CHAPTER ONE—Gretchen

Hydras have a distinctive odor. It's somewhere between the acid tang of burning hair and a boat full of rotting fish. You can smell them from miles away.

Well, you can't. But I can.

Some beasties smell mildly unpleasant; others could peel paint. Hydras definitely fall into the latter category.

As I steer my car—Moira, named for the fickle fates as a constant reminder to take charge of mine—into a spot across from a dilapidated seafood shack the stench is practically overwhelming. Moira's upholstery is going to stink for a week. I pencil in taking her to the car wash on my mental to do list, right after replacing my favorite cargo pants, which got shredded in my last fight, but before polishing the bladed weapons in the armory.

I twist the key out of the ignition and do a quick gear check: Kevlar wrist cuffs in place, smoke bombs in left cargo pocket, zip ties in the right, and my handy dandy, military-grade, metal detector defying, twin APS daggers snug in their sheaths and hidden inside my steel toe Doc Martens. Nothing like a well-stocked pair of black cargoes to make me feel girly.
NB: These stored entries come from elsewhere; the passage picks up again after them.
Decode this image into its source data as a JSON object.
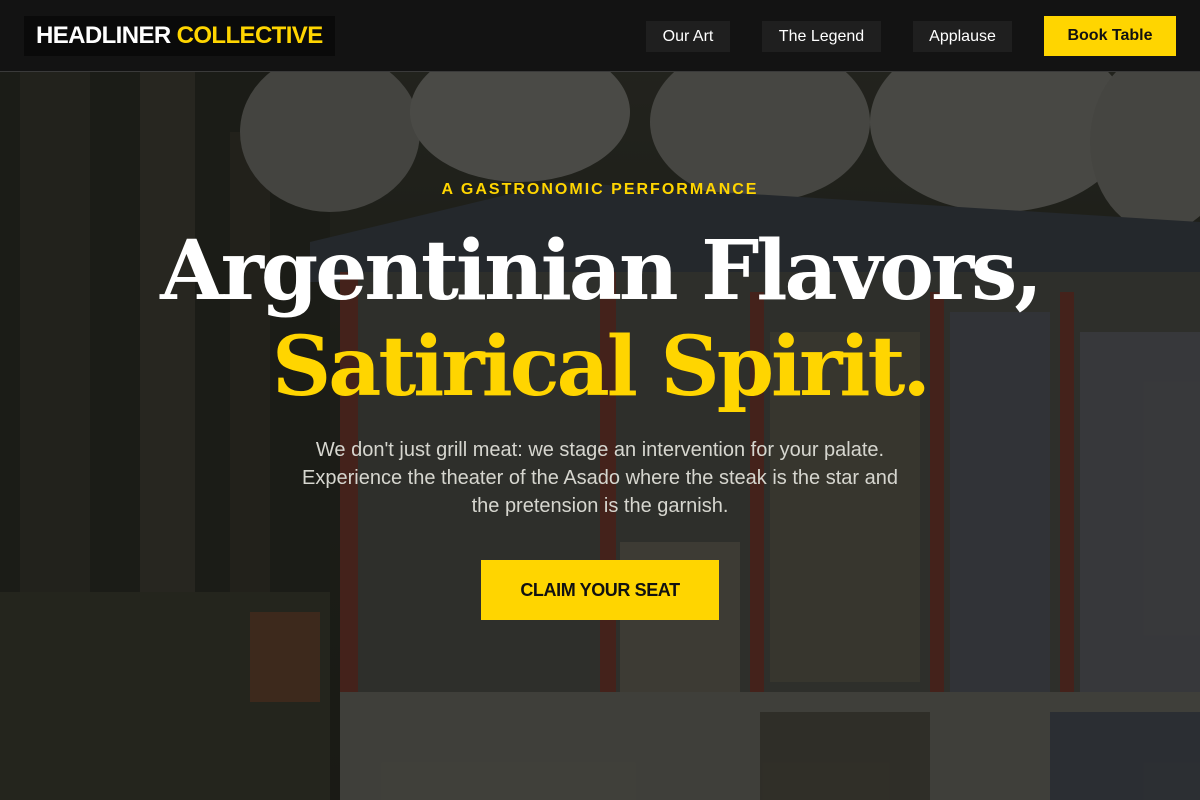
{
  "brand": {
    "name_part1": "HEADLINER",
    "name_part2": "COLLECTIVE"
  },
  "nav": {
    "links": [
      {
        "label": "Our Art"
      },
      {
        "label": "The Legend"
      },
      {
        "label": "Applause"
      }
    ],
    "book_label": "Book Table"
  },
  "hero": {
    "eyebrow": "A GASTRONOMIC PERFORMANCE",
    "headline_line1": "Argentinian Flavors,",
    "headline_line2": "Satirical Spirit.",
    "subtitle_lines": [
      "We don't just grill meat: we stage an intervention for your palate.",
      "Experience the theater of the Asado where the steak is the star and",
      "the pretension is the garnish."
    ],
    "cta_label": "CLAIM YOUR SEAT"
  },
  "colors": {
    "accent": "#ffd500",
    "nav_background": "#131313",
    "text": "#ffffff"
  }
}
The hydra shouldn't be much trouble—balancing nine heads on a massive serpent body throws off their center of gravity so they're not exactly graceful—but it never hurts to be prepared.

Even if I ever get caught off guard, I've got a backup monster-fighting kit stowed under Moira's driver's seat and another in my backpack.
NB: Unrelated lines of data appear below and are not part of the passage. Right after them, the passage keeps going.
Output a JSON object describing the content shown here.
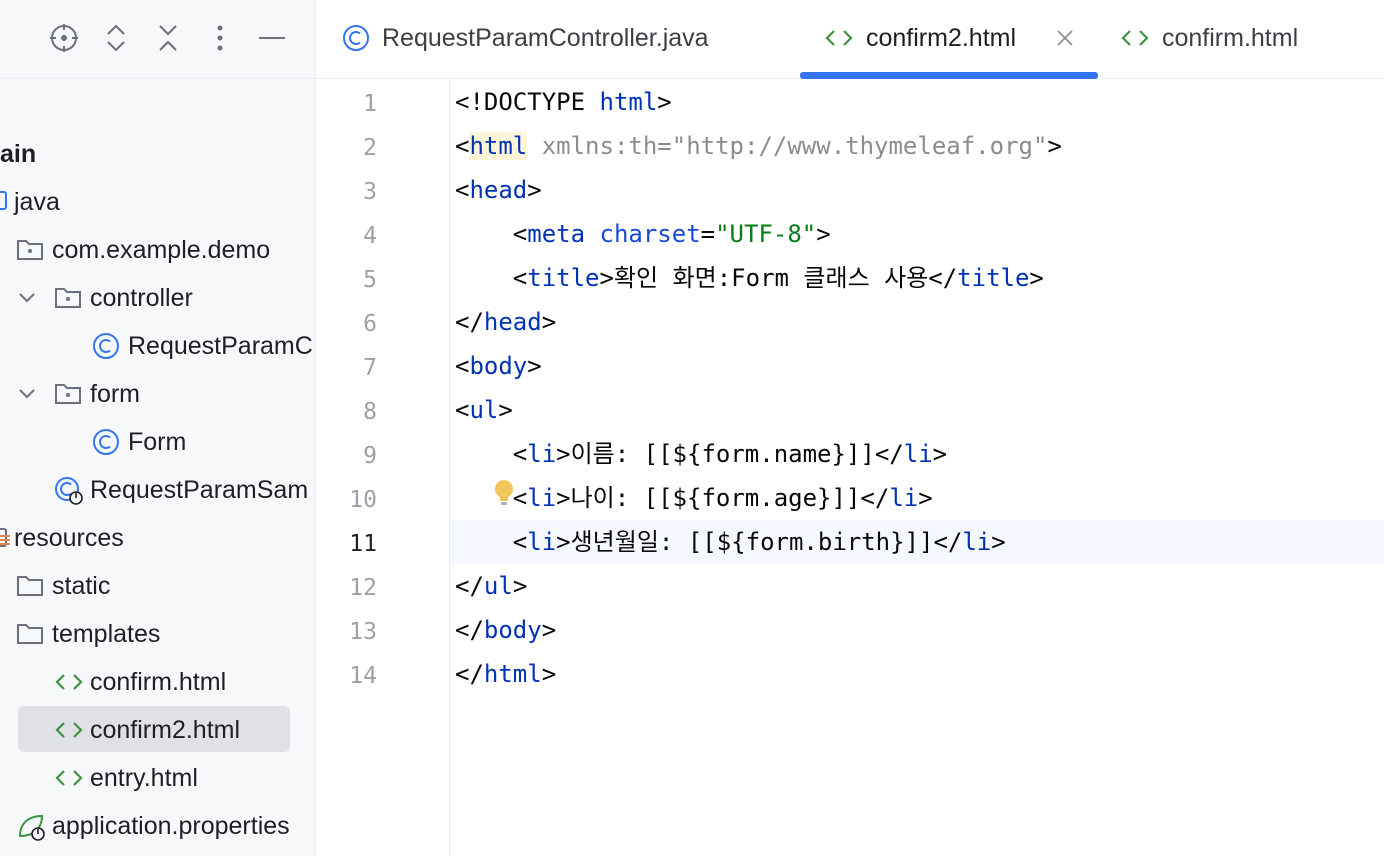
{
  "project": {
    "toolbar": {
      "locate_icon": "crosshair-icon",
      "expand_icon": "expand-all-icon",
      "collapse_icon": "collapse-all-icon",
      "options_icon": "more-vertical-icon",
      "hide_icon": "minimize-icon"
    },
    "tree": [
      {
        "label": "ain",
        "icon": "none"
      },
      {
        "label": "java",
        "icon": "source-folder-icon"
      },
      {
        "label": "com.example.demo",
        "icon": "package-icon"
      },
      {
        "label": "controller",
        "icon": "package-icon",
        "expanded": true
      },
      {
        "label": "RequestParamC",
        "icon": "class-icon"
      },
      {
        "label": "form",
        "icon": "package-icon",
        "expanded": true
      },
      {
        "label": "Form",
        "icon": "class-icon"
      },
      {
        "label": "RequestParamSam",
        "icon": "spring-app-class-icon"
      },
      {
        "label": "resources",
        "icon": "resources-folder-icon"
      },
      {
        "label": "static",
        "icon": "folder-icon"
      },
      {
        "label": "templates",
        "icon": "folder-icon"
      },
      {
        "label": "confirm.html",
        "icon": "html-file-icon"
      },
      {
        "label": "confirm2.html",
        "icon": "html-file-icon",
        "selected": true
      },
      {
        "label": "entry.html",
        "icon": "html-file-icon"
      },
      {
        "label": "application.properties",
        "icon": "spring-properties-icon"
      }
    ]
  },
  "tabs": [
    {
      "label": "RequestParamController.java",
      "icon": "class-icon",
      "active": false
    },
    {
      "label": "confirm2.html",
      "icon": "html-file-icon",
      "active": true,
      "close_icon": "close-icon"
    },
    {
      "label": "confirm.html",
      "icon": "html-file-icon",
      "active": false
    }
  ],
  "editor": {
    "current_line": 11,
    "line_numbers": [
      "1",
      "2",
      "3",
      "4",
      "5",
      "6",
      "7",
      "8",
      "9",
      "10",
      "11",
      "12",
      "13",
      "14"
    ],
    "lines": [
      "<!DOCTYPE html>",
      "<html xmlns:th=\"http://www.thymeleaf.org\">",
      "<head>",
      "    <meta charset=\"UTF-8\">",
      "    <title>확인 화면:Form 클래스 사용</title>",
      "</head>",
      "<body>",
      "<ul>",
      "    <li>이름: [[${form.name}]]</li>",
      "    <li>나이: [[${form.age}]]</li>",
      "    <li>생년월일: [[${form.birth}]]</li>",
      "</ul>",
      "</body>",
      "</html>"
    ],
    "intention_icon": "lightbulb-icon"
  },
  "colors": {
    "accent": "#3574f0",
    "tag": "#0033b3",
    "string": "#067d17",
    "html_icon": "#3f9142",
    "class_icon": "#3574f0"
  }
}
Though the gear makes things easier, all I really need to take a beastie out is the pair of retracted canines that will fang down at the first sign of trouble. They're my built in weapon arsenal. A defense legacy passed down from my ancient ancestor.
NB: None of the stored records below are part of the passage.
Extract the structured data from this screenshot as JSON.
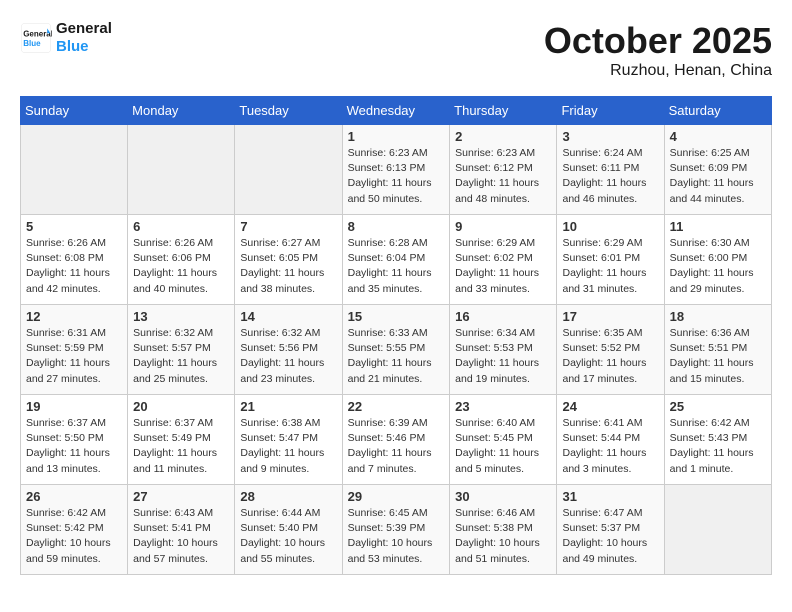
{
  "header": {
    "logo_line1": "General",
    "logo_line2": "Blue",
    "title": "October 2025",
    "subtitle": "Ruzhou, Henan, China"
  },
  "days_of_week": [
    "Sunday",
    "Monday",
    "Tuesday",
    "Wednesday",
    "Thursday",
    "Friday",
    "Saturday"
  ],
  "weeks": [
    [
      {
        "day": "",
        "empty": true
      },
      {
        "day": "",
        "empty": true
      },
      {
        "day": "",
        "empty": true
      },
      {
        "day": "1",
        "sunrise": "6:23 AM",
        "sunset": "6:13 PM",
        "daylight": "11 hours and 50 minutes."
      },
      {
        "day": "2",
        "sunrise": "6:23 AM",
        "sunset": "6:12 PM",
        "daylight": "11 hours and 48 minutes."
      },
      {
        "day": "3",
        "sunrise": "6:24 AM",
        "sunset": "6:11 PM",
        "daylight": "11 hours and 46 minutes."
      },
      {
        "day": "4",
        "sunrise": "6:25 AM",
        "sunset": "6:09 PM",
        "daylight": "11 hours and 44 minutes."
      }
    ],
    [
      {
        "day": "5",
        "sunrise": "6:26 AM",
        "sunset": "6:08 PM",
        "daylight": "11 hours and 42 minutes."
      },
      {
        "day": "6",
        "sunrise": "6:26 AM",
        "sunset": "6:06 PM",
        "daylight": "11 hours and 40 minutes."
      },
      {
        "day": "7",
        "sunrise": "6:27 AM",
        "sunset": "6:05 PM",
        "daylight": "11 hours and 38 minutes."
      },
      {
        "day": "8",
        "sunrise": "6:28 AM",
        "sunset": "6:04 PM",
        "daylight": "11 hours and 35 minutes."
      },
      {
        "day": "9",
        "sunrise": "6:29 AM",
        "sunset": "6:02 PM",
        "daylight": "11 hours and 33 minutes."
      },
      {
        "day": "10",
        "sunrise": "6:29 AM",
        "sunset": "6:01 PM",
        "daylight": "11 hours and 31 minutes."
      },
      {
        "day": "11",
        "sunrise": "6:30 AM",
        "sunset": "6:00 PM",
        "daylight": "11 hours and 29 minutes."
      }
    ],
    [
      {
        "day": "12",
        "sunrise": "6:31 AM",
        "sunset": "5:59 PM",
        "daylight": "11 hours and 27 minutes."
      },
      {
        "day": "13",
        "sunrise": "6:32 AM",
        "sunset": "5:57 PM",
        "daylight": "11 hours and 25 minutes."
      },
      {
        "day": "14",
        "sunrise": "6:32 AM",
        "sunset": "5:56 PM",
        "daylight": "11 hours and 23 minutes."
      },
      {
        "day": "15",
        "sunrise": "6:33 AM",
        "sunset": "5:55 PM",
        "daylight": "11 hours and 21 minutes."
      },
      {
        "day": "16",
        "sunrise": "6:34 AM",
        "sunset": "5:53 PM",
        "daylight": "11 hours and 19 minutes."
      },
      {
        "day": "17",
        "sunrise": "6:35 AM",
        "sunset": "5:52 PM",
        "daylight": "11 hours and 17 minutes."
      },
      {
        "day": "18",
        "sunrise": "6:36 AM",
        "sunset": "5:51 PM",
        "daylight": "11 hours and 15 minutes."
      }
    ],
    [
      {
        "day": "19",
        "sunrise": "6:37 AM",
        "sunset": "5:50 PM",
        "daylight": "11 hours and 13 minutes."
      },
      {
        "day": "20",
        "sunrise": "6:37 AM",
        "sunset": "5:49 PM",
        "daylight": "11 hours and 11 minutes."
      },
      {
        "day": "21",
        "sunrise": "6:38 AM",
        "sunset": "5:47 PM",
        "daylight": "11 hours and 9 minutes."
      },
      {
        "day": "22",
        "sunrise": "6:39 AM",
        "sunset": "5:46 PM",
        "daylight": "11 hours and 7 minutes."
      },
      {
        "day": "23",
        "sunrise": "6:40 AM",
        "sunset": "5:45 PM",
        "daylight": "11 hours and 5 minutes."
      },
      {
        "day": "24",
        "sunrise": "6:41 AM",
        "sunset": "5:44 PM",
        "daylight": "11 hours and 3 minutes."
      },
      {
        "day": "25",
        "sunrise": "6:42 AM",
        "sunset": "5:43 PM",
        "daylight": "11 hours and 1 minute."
      }
    ],
    [
      {
        "day": "26",
        "sunrise": "6:42 AM",
        "sunset": "5:42 PM",
        "daylight": "10 hours and 59 minutes."
      },
      {
        "day": "27",
        "sunrise": "6:43 AM",
        "sunset": "5:41 PM",
        "daylight": "10 hours and 57 minutes."
      },
      {
        "day": "28",
        "sunrise": "6:44 AM",
        "sunset": "5:40 PM",
        "daylight": "10 hours and 55 minutes."
      },
      {
        "day": "29",
        "sunrise": "6:45 AM",
        "sunset": "5:39 PM",
        "daylight": "10 hours and 53 minutes."
      },
      {
        "day": "30",
        "sunrise": "6:46 AM",
        "sunset": "5:38 PM",
        "daylight": "10 hours and 51 minutes."
      },
      {
        "day": "31",
        "sunrise": "6:47 AM",
        "sunset": "5:37 PM",
        "daylight": "10 hours and 49 minutes."
      },
      {
        "day": "",
        "empty": true
      }
    ]
  ]
}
"Seriously," I mutter as I climb out onto the sidewalk. "Can't they give it a rest for a while? Maybe take an extended vacation somewhere cold and icy."

This is the fourth time in the last week that the aroma of dark and nasty has pulled me out for the hunt.

One more visitor from the abyss this week and I'll leave the gear at home and work out my annoyance with my fists. Hand-to-hand combat won't send a monster back to its prison realm home, but it'll make me feel a hell of a lot better. Who says keeping the human world monster-free can't be good therapy at the same time?

I palm the remote for Moira's keyless entry and am about to lock her sleek, black doors when I realize I've forgotten one element of my monster-fighting gear that is critical, at least when I'm hunting in human-heavy territory.

"Slick, Gretchen," I tell myself. "Real slick."

You'd think after four years—a quarter of my life—this would be second nature.

Moments later, I'm crossing the street, my sporty mirrored sunglasses shielding my eyes. Not from the sun, of course. It's not like hydras yearn for daylight. No, they'd rather drag me out in the middle of the night, when dives like this are the only thing open.

Darn inconsiderate when school starts tomorrow.

I walk up to the weathered wood shack, peer through the dirt and grime-crusted window, and scan the late night diners. All distinctly human.

If my eyes weren't practically tearing at the stench, I'd think it wasn't here.

Then I catch sight of the narrow staircase off to the right of the bar, leading to an upstairs dining room. Well, at least that will make cornering it easier.